Owners, I’ve come to believe, are especially bad at stillness. We carry weight for so long that when it lifts, we instinctively reach for it again, just to be sure it’s not still there.

In time, the vacuum began to close. As nature abhors emptiness, so does the mind. Thoughts I once dismissed as indulgent began to move in. Watching the news and the weather. Letting a day unfold without commentary. Doing nothing for longer than the occasional stolen afternoon. I had always enjoyed those moments, but they never lasted.

Extended stillness felt neither undeserved nor entirely earned. I’ve lived with a case of imposter syndrome most of my life, and retirement did nothing to cure it. Still, doing nothing never felt like failure. It simply felt unfamiliar.

Watching the company continue without me has been unexpectedly gratifying. It turns out they don’t need me much at all. That, I learned, is not a slight but a success. Seeing Carson lead something I once carried has been the most rewarding experience of my professional life. I expected a steady stream of questions. There were plenty at first, then fewer, spaced farther apart, like popcorn slowing in the pan. He still calls now and then, perhaps partly so I feel included. But, except for a little advice to him, I stay out of operations. I stepped aside almost immediately, and I’ve stayed there.
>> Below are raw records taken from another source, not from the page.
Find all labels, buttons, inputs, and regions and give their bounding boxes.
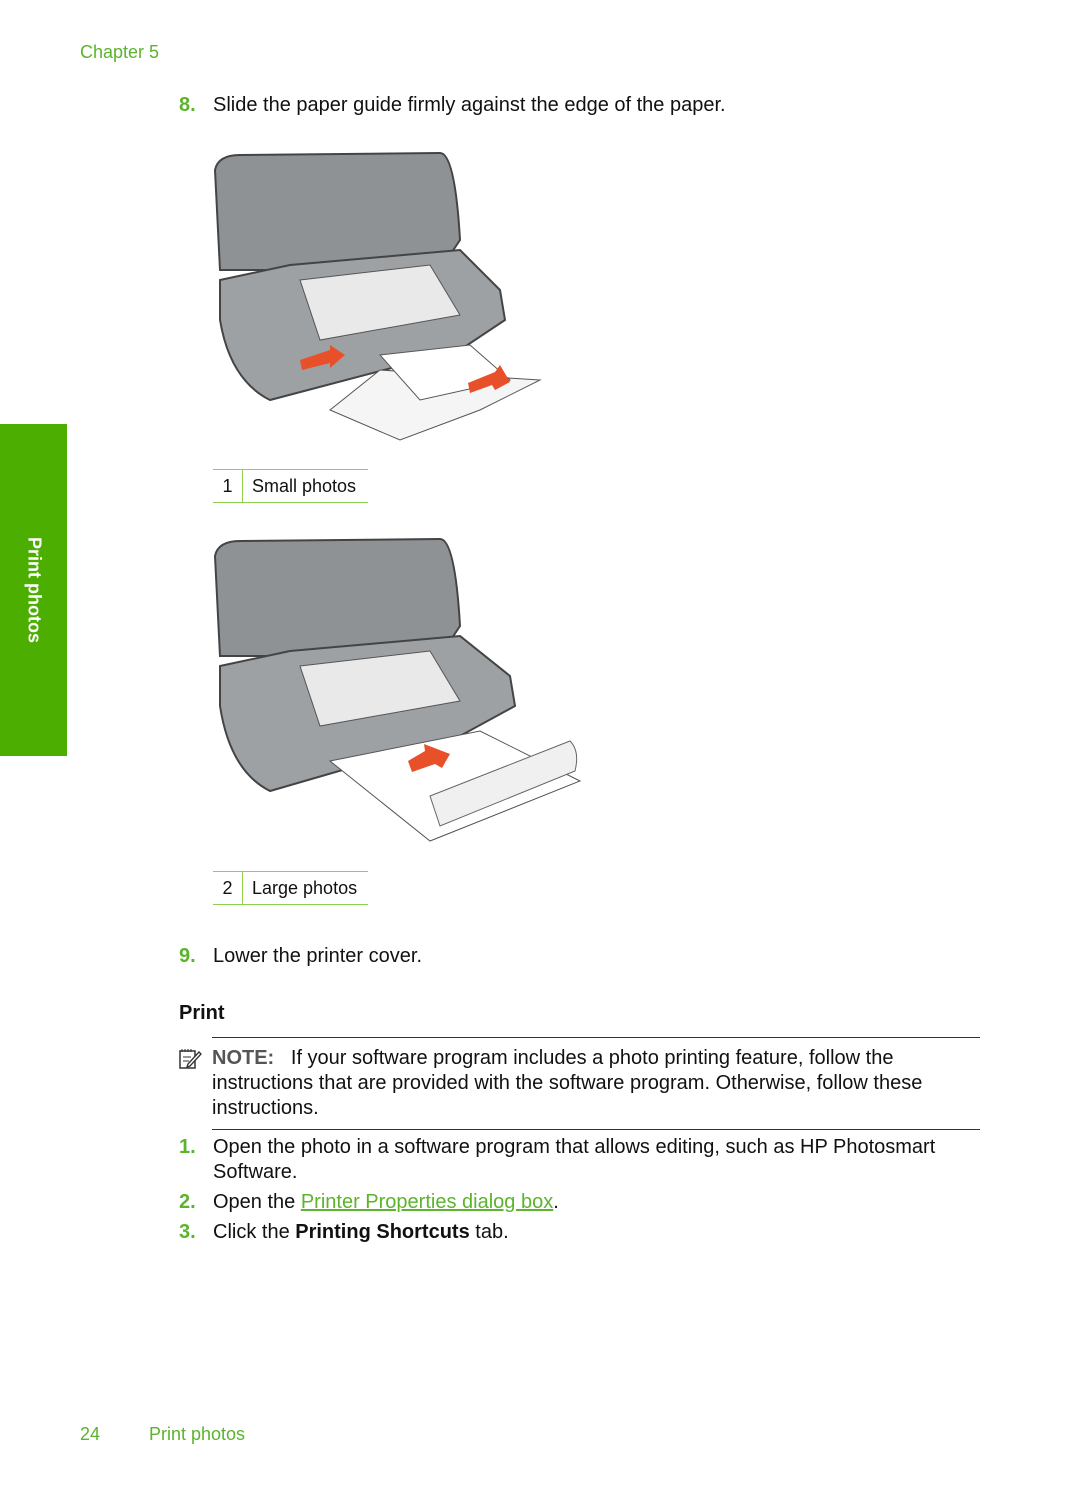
figure-number: 2 (213, 872, 243, 904)
step-text: Click the (213, 1221, 296, 1243)
note-icon (179, 1049, 202, 1069)
step-text-bold: Printing Shortcuts (295, 1221, 470, 1243)
step-number: 9. (179, 945, 196, 967)
step-number: 1. (179, 1136, 196, 1158)
printer-large-photos-image (213, 537, 582, 842)
side-tab-label: Print photos (24, 537, 44, 643)
note-text: NOTE: If your software program includes … (212, 1046, 972, 1121)
page-number: 24 (80, 1424, 101, 1444)
step-text-suffix: tab. (469, 1221, 509, 1243)
document-page: Chapter 5 Print photos 8. Slide the pape… (0, 0, 1080, 1495)
figure-caption-2: 2 Large photos (213, 871, 368, 905)
step-number: 3. (179, 1221, 196, 1243)
step-text: Open the (213, 1191, 301, 1213)
side-tab: Print photos (0, 424, 67, 756)
figure-label: Large photos (252, 878, 358, 898)
step-text: Open the photo in a software program tha… (213, 1136, 936, 1158)
figure-number: 1 (213, 470, 243, 502)
note-top-rule (212, 1037, 980, 1038)
print-step-3: 3. Click the Printing Shortcuts tab. (179, 1220, 979, 1245)
footer-section: Print photos (149, 1424, 246, 1444)
step-text-cont: Software. (213, 1161, 298, 1183)
print-step-1: 1. Open the photo in a software program … (179, 1135, 979, 1185)
note-bottom-rule (212, 1129, 980, 1130)
note-body: If your software program includes a phot… (212, 1047, 923, 1119)
step-text-suffix: . (553, 1191, 559, 1213)
figure-caption-1: 1 Small photos (213, 469, 368, 503)
step-9: 9. Lower the printer cover. (179, 944, 979, 969)
step-text: Slide the paper guide firmly against the… (213, 94, 726, 116)
step-8: 8. Slide the paper guide firmly against … (179, 93, 979, 118)
print-step-2: 2. Open the Printer Properties dialog bo… (179, 1190, 979, 1215)
printer-small-photos-image (213, 151, 542, 441)
figure-label: Small photos (252, 476, 357, 496)
step-text: Lower the printer cover. (213, 945, 422, 967)
section-heading: Print (179, 1002, 225, 1024)
printer-properties-link[interactable]: Printer Properties dialog box (301, 1191, 553, 1213)
note-label: NOTE: (212, 1047, 275, 1069)
step-number: 2. (179, 1191, 196, 1213)
chapter-header: Chapter 5 (80, 42, 160, 62)
step-number: 8. (179, 94, 196, 116)
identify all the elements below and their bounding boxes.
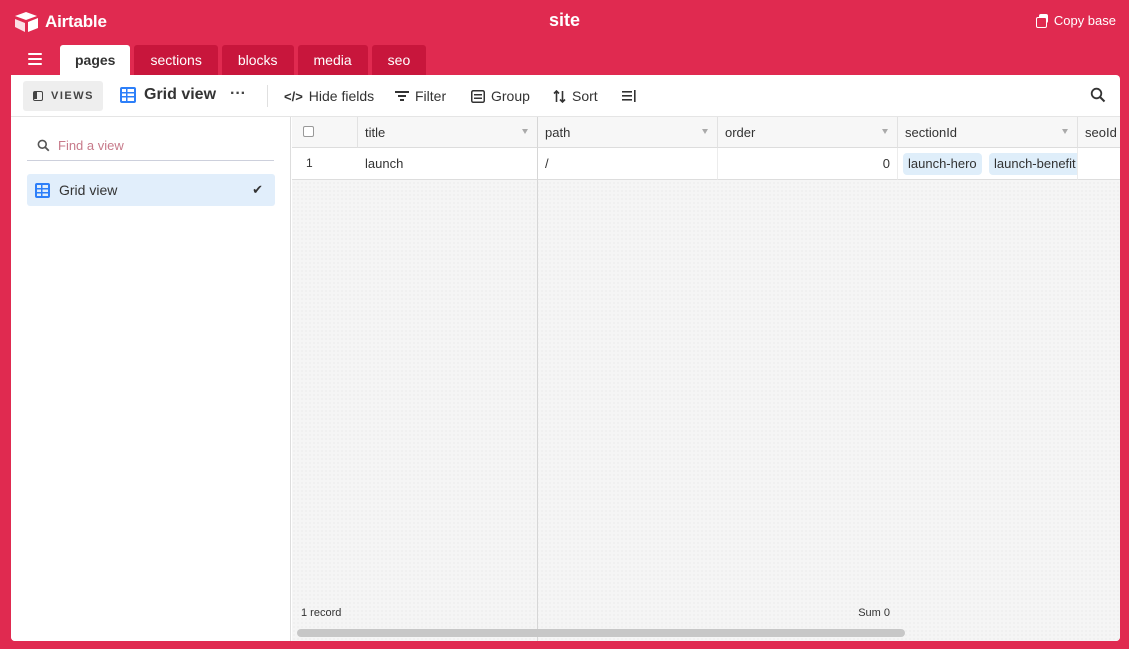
header-select-all [292, 117, 358, 148]
hamburger-menu-icon[interactable] [28, 53, 42, 65]
column-header-label: title [365, 125, 386, 140]
main-panel: VIEWS Grid view ··· </> Hide fields Filt… [11, 75, 1120, 641]
base-title[interactable]: site [549, 10, 580, 30]
linked-record-pill[interactable]: launch-hero [903, 153, 982, 175]
views-sidebar: Grid view ✔ [11, 117, 291, 641]
copy-base-label: Copy base [1053, 13, 1116, 28]
row-number: 1 [306, 156, 313, 170]
cell-order-value: 0 [882, 156, 890, 171]
filter-icon [395, 91, 409, 101]
row-number-cell[interactable]: 1 [292, 148, 358, 180]
cell-title-value: launch [365, 156, 404, 171]
current-view-button[interactable]: Grid view [120, 86, 216, 104]
cell-order[interactable]: 0 [718, 148, 898, 180]
column-header-label: path [545, 125, 571, 140]
sort-icon [553, 89, 566, 103]
sidebar-view-grid-view[interactable]: Grid view ✔ [27, 174, 275, 206]
filter-button[interactable]: Filter [395, 87, 446, 105]
sidebar-view-label: Grid view [59, 182, 118, 198]
column-header-label: order [725, 125, 756, 140]
tab-blocks[interactable]: blocks [221, 45, 294, 75]
column-menu-arrow-icon[interactable] [1062, 129, 1068, 134]
data-grid: title path order sectionId seoId 1 launc… [292, 117, 1120, 641]
horizontal-scrollbar[interactable] [297, 629, 905, 637]
filter-label: Filter [415, 88, 447, 104]
cell-path-value: / [545, 156, 549, 171]
group-icon [471, 89, 485, 103]
table-tabs: pages sections blocks media seo [60, 45, 430, 75]
grid-view-icon [120, 87, 136, 103]
airtable-logo[interactable]: Airtable [14, 9, 107, 35]
eye-slash-icon: </> [284, 88, 303, 104]
sum-label: Sum 0 [858, 607, 890, 619]
cell-sectionid[interactable]: launch-hero launch-benefit [898, 148, 1078, 180]
tab-media[interactable]: media [297, 45, 368, 75]
column-menu-arrow-icon[interactable] [522, 129, 528, 134]
view-more-button[interactable]: ··· [230, 85, 246, 103]
linked-record-pill[interactable]: launch-benefit [989, 153, 1077, 175]
cell-title[interactable]: launch [358, 148, 538, 180]
sort-button[interactable]: Sort [553, 87, 598, 105]
current-view-label: Grid view [144, 86, 217, 103]
search-icon [37, 139, 50, 151]
top-bar: Airtable site Copy base [0, 0, 1129, 44]
hide-fields-button[interactable]: </> Hide fields [284, 87, 374, 105]
search-icon[interactable] [1090, 87, 1106, 103]
table-tab-bar: pages sections blocks media seo [0, 44, 1129, 75]
column-menu-arrow-icon[interactable] [882, 129, 888, 134]
row-height-icon [622, 89, 636, 102]
column-header-seoid[interactable]: seoId [1078, 117, 1120, 148]
logo-text: Airtable [45, 12, 107, 31]
checkmark-icon: ✔ [252, 182, 263, 197]
column-header-order[interactable]: order [718, 117, 898, 148]
views-label: VIEWS [51, 90, 94, 102]
group-label: Group [491, 88, 530, 104]
view-toolbar: VIEWS Grid view ··· </> Hide fields Filt… [11, 75, 1120, 117]
column-header-path[interactable]: path [538, 117, 718, 148]
views-toggle-button[interactable]: VIEWS [23, 81, 103, 111]
airtable-logo-icon [15, 12, 38, 32]
sort-label: Sort [572, 88, 598, 104]
group-button[interactable]: Group [471, 87, 530, 105]
column-header-sectionid[interactable]: sectionId [898, 117, 1078, 148]
order-sum-summary[interactable]: Sum 0 [718, 607, 890, 624]
cell-path[interactable]: / [538, 148, 718, 180]
find-view-input[interactable] [58, 137, 258, 153]
hide-fields-label: Hide fields [308, 88, 375, 104]
cell-seoid[interactable] [1078, 148, 1120, 180]
column-header-label: seoId [1085, 125, 1117, 140]
row-height-button[interactable] [622, 87, 636, 105]
record-count: 1 record [301, 607, 342, 619]
select-all-checkbox[interactable] [303, 126, 314, 137]
copy-base-button[interactable]: Copy base [1035, 13, 1116, 28]
column-header-label: sectionId [905, 125, 958, 140]
copy-icon [1035, 14, 1049, 28]
column-menu-arrow-icon[interactable] [702, 129, 708, 134]
base-title-wrap: site [0, 10, 1129, 31]
column-header-title[interactable]: title [358, 117, 538, 148]
tab-pages[interactable]: pages [60, 45, 131, 75]
find-view-field [27, 130, 274, 161]
grid-primary-pane [292, 117, 538, 641]
tab-seo[interactable]: seo [371, 45, 427, 75]
toolbar-divider [267, 85, 268, 107]
grid-view-icon [35, 182, 50, 198]
tab-sections[interactable]: sections [134, 45, 218, 75]
sidebar-toggle-icon [33, 91, 43, 101]
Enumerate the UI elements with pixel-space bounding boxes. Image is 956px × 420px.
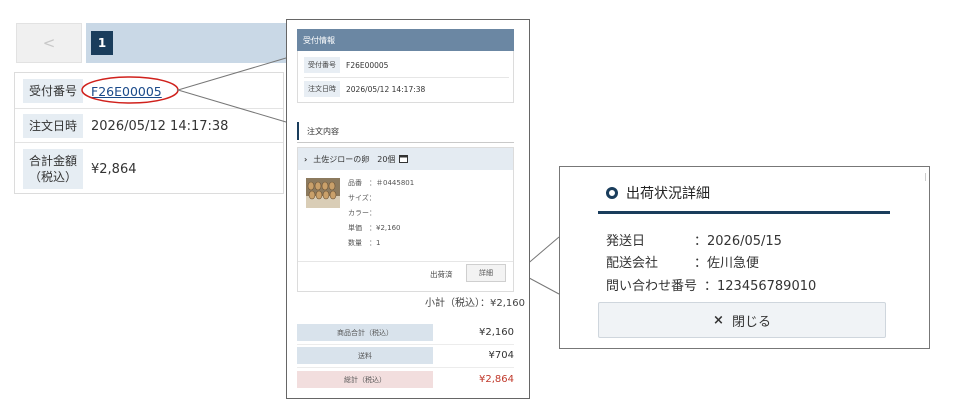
grand-total-label: 総計（税込）	[297, 371, 433, 388]
divider	[297, 344, 514, 345]
order-content-title: 注文内容	[297, 122, 514, 140]
ship-date-value: ：2026/05/15	[694, 234, 782, 249]
carrier-label: 配送会社	[606, 256, 659, 271]
receipt-date-value: 2026/05/12 14:17:38	[346, 84, 426, 94]
product-card: › 土佐ジローの卵 20個 品番 ：＃0445801 サイズ： カラー： 単価 …	[297, 147, 525, 309]
ship-date-label: 発送日	[606, 234, 646, 249]
highlight-oval	[81, 76, 179, 104]
close-button-label: 閉じる	[731, 314, 771, 330]
window-icon	[399, 155, 409, 163]
circle-bullet-icon	[606, 187, 618, 199]
grand-total-value: ¥2,864	[479, 374, 514, 385]
product-total-label: 商品合計（税込）	[297, 324, 433, 341]
list-item: 配送会社 ：佐川急便	[606, 252, 759, 271]
tracking-number-label: 問い合わせ番号	[606, 279, 698, 294]
list-item: 注文日時 2026/05/12 14:17:38	[304, 78, 509, 100]
list-item: 発送日 ：2026/05/15	[606, 230, 782, 249]
divider	[297, 142, 514, 143]
title-underline	[598, 211, 890, 214]
shipping-status-popup: 出荷状況詳細 発送日 ：2026/05/15 配送会社 ：佐川急便 問い合わせ番…	[559, 166, 930, 349]
product-unit-price: 単価 ：¥2,160	[348, 224, 401, 232]
table-row: 送料 ¥704	[297, 347, 514, 364]
product-color: カラー：	[348, 209, 376, 217]
shipping-status: 出荷済	[430, 270, 453, 279]
receipt-info-box: 受付番号 F26E00005 注文日時 2026/05/12 14:17:38	[297, 51, 514, 103]
receipt-date-label: 注文日時	[304, 81, 340, 97]
divider	[297, 367, 514, 368]
order-detail-popup: 受付情報 受付番号 F26E00005 注文日時 2026/05/12 14:1…	[286, 19, 530, 399]
shipping-fee-value: ¥704	[488, 350, 514, 361]
callout-pointer-left	[176, 57, 287, 123]
tracking-number-value: ：123456789010	[704, 279, 817, 294]
shipping-detail-button[interactable]: 詳細	[466, 264, 506, 282]
receipt-number-value: F26E00005	[346, 60, 389, 70]
product-quantity: 数量 ：1	[348, 239, 381, 247]
divider	[298, 261, 513, 262]
popup-title-row: 出荷状況詳細	[606, 181, 710, 205]
table-row: 総計（税込） ¥2,864	[297, 371, 514, 388]
carrier-value: ：佐川急便	[694, 256, 760, 271]
close-button[interactable]: × 閉じる	[598, 302, 886, 338]
list-item: 問い合わせ番号 ：123456789010	[606, 275, 816, 294]
shipping-fee-label: 送料	[297, 347, 433, 364]
product-name: 土佐ジローの卵 20個	[313, 154, 396, 164]
table-row: 商品合計（税込） ¥2,160	[297, 324, 514, 341]
receipt-number-label: 受付番号	[304, 57, 340, 73]
product-code: 品番 ：＃0445801	[348, 179, 415, 187]
list-item: 受付番号 F26E00005	[304, 54, 509, 76]
product-size: サイズ：	[348, 194, 376, 202]
subtotal: 小計（税込）：¥2,160	[425, 298, 525, 309]
receipt-info-header: 受付情報	[297, 29, 514, 51]
chevron-right-icon: ›	[304, 154, 308, 164]
product-header[interactable]: › 土佐ジローの卵 20個	[298, 148, 513, 170]
product-total-value: ¥2,160	[479, 327, 514, 338]
divider	[925, 173, 926, 181]
close-icon: ×	[713, 312, 724, 328]
popup-title: 出荷状況詳細	[626, 186, 710, 202]
product-thumbnail	[306, 178, 340, 208]
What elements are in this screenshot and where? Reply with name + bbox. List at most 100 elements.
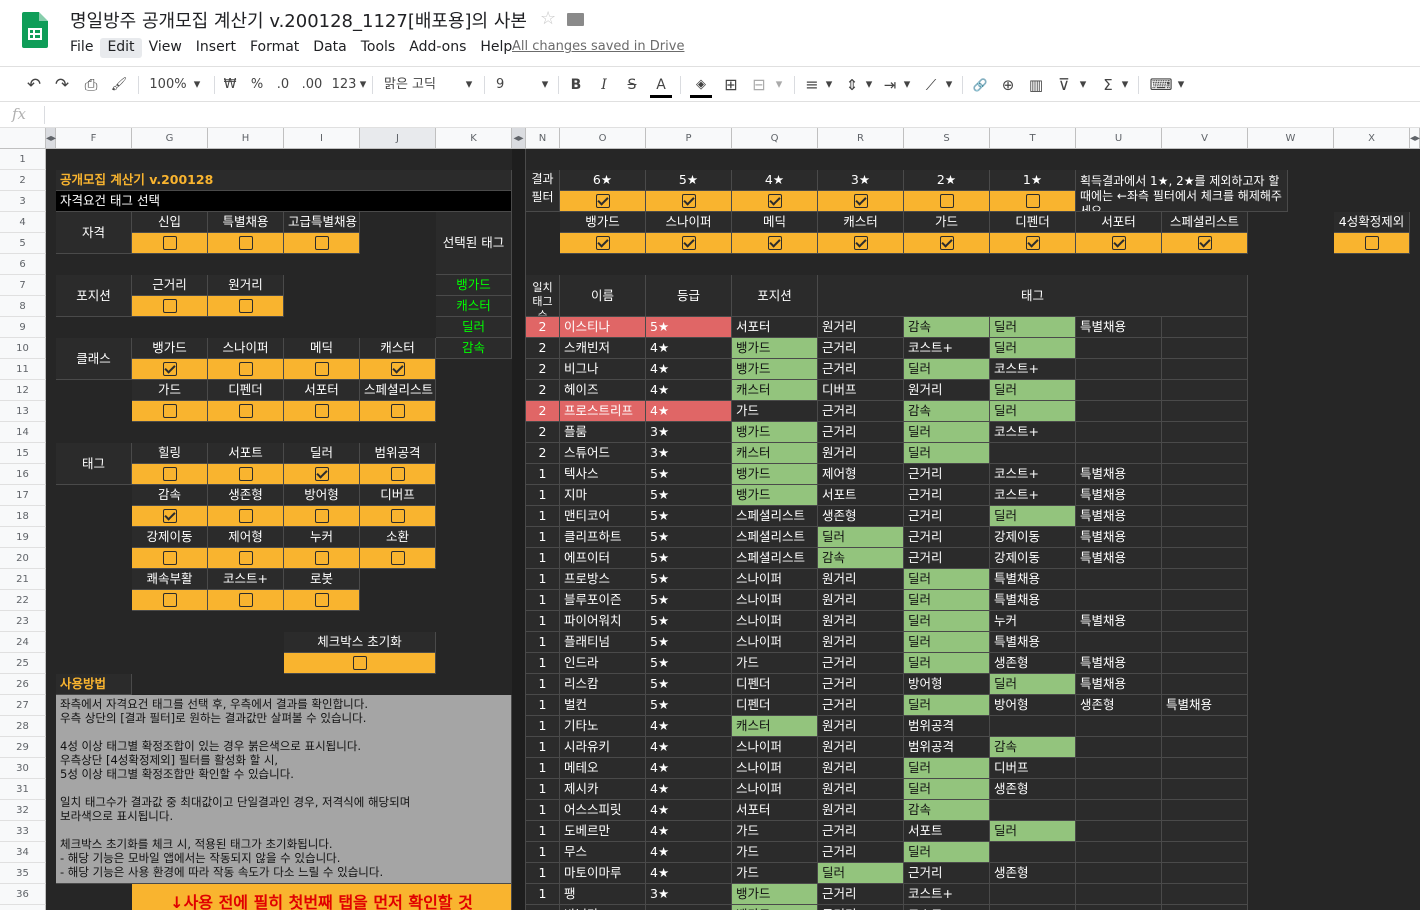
row-header[interactable]: 21 — [0, 569, 46, 590]
tag-checkbox[interactable] — [284, 548, 360, 569]
operator-name[interactable]: 이스티나 — [560, 317, 646, 338]
tag-checkbox[interactable] — [208, 506, 284, 527]
checkbox[interactable] — [596, 236, 610, 250]
chevron-down-icon[interactable]: ▾ — [822, 74, 836, 96]
row-header[interactable]: 6 — [0, 254, 46, 275]
checkbox[interactable] — [768, 236, 782, 250]
row-header[interactable]: 11 — [0, 359, 46, 380]
font-select[interactable]: 맑은 고딕 — [384, 74, 458, 96]
operator-name[interactable]: 플룸 — [560, 422, 646, 443]
class-checkbox[interactable] — [360, 401, 436, 422]
text-wrap-icon[interactable]: ⇥ — [880, 74, 900, 96]
italic-icon[interactable]: I — [596, 74, 612, 96]
operator-name[interactable]: 클리프하트 — [560, 527, 646, 548]
checkbox[interactable] — [163, 551, 177, 565]
checkbox[interactable] — [682, 194, 696, 208]
position-checkbox[interactable] — [208, 296, 284, 317]
checkbox[interactable] — [1026, 194, 1040, 208]
row-header[interactable]: 2 — [0, 170, 46, 191]
class-filter-checkbox[interactable] — [1162, 233, 1248, 254]
row-header[interactable]: 36 — [0, 884, 46, 905]
star-filter-checkbox[interactable] — [646, 191, 732, 212]
checkbox[interactable] — [315, 404, 329, 418]
checkbox[interactable] — [596, 194, 610, 208]
operator-name[interactable]: 플래티넘 — [560, 632, 646, 653]
column-header-S[interactable]: S — [904, 128, 990, 149]
tag-checkbox[interactable] — [284, 464, 360, 485]
row-header[interactable]: 25 — [0, 653, 46, 674]
checkbox[interactable] — [239, 404, 253, 418]
checkbox[interactable] — [315, 362, 329, 376]
row-header[interactable]: 4 — [0, 212, 46, 233]
row-header[interactable]: 23 — [0, 611, 46, 632]
row-header[interactable]: 20 — [0, 548, 46, 569]
column-header-X[interactable]: X — [1334, 128, 1410, 149]
operator-name[interactable]: 마토이마루 — [560, 863, 646, 884]
row-header[interactable]: 7 — [0, 275, 46, 296]
row-header[interactable]: 32 — [0, 800, 46, 821]
row-header[interactable]: 24 — [0, 632, 46, 653]
checkbox[interactable] — [239, 299, 253, 313]
row-header[interactable]: 27 — [0, 695, 46, 716]
column-header-U[interactable]: U — [1076, 128, 1162, 149]
document-title[interactable]: 명일방주 공개모집 계산기 v.200128_1127[배포용]의 사본 — [70, 7, 527, 33]
checkbox[interactable] — [163, 299, 177, 313]
checkbox[interactable] — [1365, 236, 1379, 250]
checkbox[interactable] — [239, 362, 253, 376]
class-filter-checkbox[interactable] — [732, 233, 818, 254]
checkbox[interactable] — [163, 404, 177, 418]
tag-checkbox[interactable] — [132, 464, 208, 485]
star-filter-checkbox[interactable] — [560, 191, 646, 212]
insert-comment-icon[interactable]: ⊕ — [998, 74, 1018, 96]
row-header[interactable]: 15 — [0, 443, 46, 464]
operator-name[interactable]: 어스스피릿 — [560, 800, 646, 821]
qualification-checkbox[interactable] — [284, 233, 360, 254]
operator-name[interactable]: 기타노 — [560, 716, 646, 737]
operator-name[interactable]: 지마 — [560, 485, 646, 506]
tag-checkbox[interactable] — [284, 590, 360, 611]
chevron-down-icon[interactable]: ▾ — [1076, 74, 1090, 96]
column-header-F[interactable]: F — [56, 128, 132, 149]
checkbox[interactable] — [163, 593, 177, 607]
operator-name[interactable]: 메테오 — [560, 758, 646, 779]
chevron-down-icon[interactable]: ▾ — [358, 74, 368, 96]
operator-name[interactable]: 파이어워치 — [560, 611, 646, 632]
checkbox[interactable] — [391, 551, 405, 565]
column-header-P[interactable]: P — [646, 128, 732, 149]
chevron-down-icon[interactable]: ▾ — [942, 74, 956, 96]
checkbox[interactable] — [391, 467, 405, 481]
column-header-R[interactable]: R — [818, 128, 904, 149]
checkbox[interactable] — [315, 236, 329, 250]
column-header-N[interactable]: N — [526, 128, 560, 149]
checkbox[interactable] — [682, 236, 696, 250]
insert-link-icon[interactable]: 🔗 — [970, 74, 990, 96]
column-header-I[interactable]: I — [284, 128, 360, 149]
column-header-Q[interactable]: Q — [732, 128, 818, 149]
column-header-K[interactable]: K — [436, 128, 512, 149]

The pride I feel now is different from business pride. It’s more personal. More durable.

Do I miss being needed? Yes. But not as validation. I never relied on that. I miss it the way an actor might miss a role after the curtain comes down for the last time. There was no single moment when I realized no one was waiting for my decisions anymore. It arrived gradually, like dusk. I expected it. I thought I was prepared. And still, it required adjustment.

Time itself changed character. In the early months, days blurred together. Urgency evaporated. Tuesdays lost their edges. Rhythm returned eventually, though not in the old way. Sharon and I always traveled, but trips were more frequent. I began to see friends more often. I worked on a few personal projects. I napped more than I ever had. There was more Sharon. More quiet. More Nick, the trainer. More willingness to let the day be what it is rather than what it demands. More time with grandkids.

And one day, without announcement, I realized I was fine.

Not exuberant. Not reinvented. Just settled. Lighter and quieter at once. The fire that once burned in my belly, hot, constant, and necessary, had turned to embers. For a while, I worried about that. But I’ve come to understand something essential: a fire doesn’t have to burn forever to keep you warm.

If I could speak to the man I was on that first empty morning, I wouldn’t offer advice or reassurance dressed up as wisdom. I’d simply say this: Give it time, Jay.

Retirement, for me, hasn’t been about escape or reinvention. It’s been about acceptance. Acceptance that seasons change. Contribution doesn’t always require control. Purpose can widen rather than disappear. I still know that my work mattered. I still believe in legacy. I also believe there is value in learning when to change the nametag, close the door quietly, and trust that what you built knows how to stand on its own.

There is life after the noise.

It just takes a while for your ears to adjust.

Jay King switching out the nameplate on his former office door.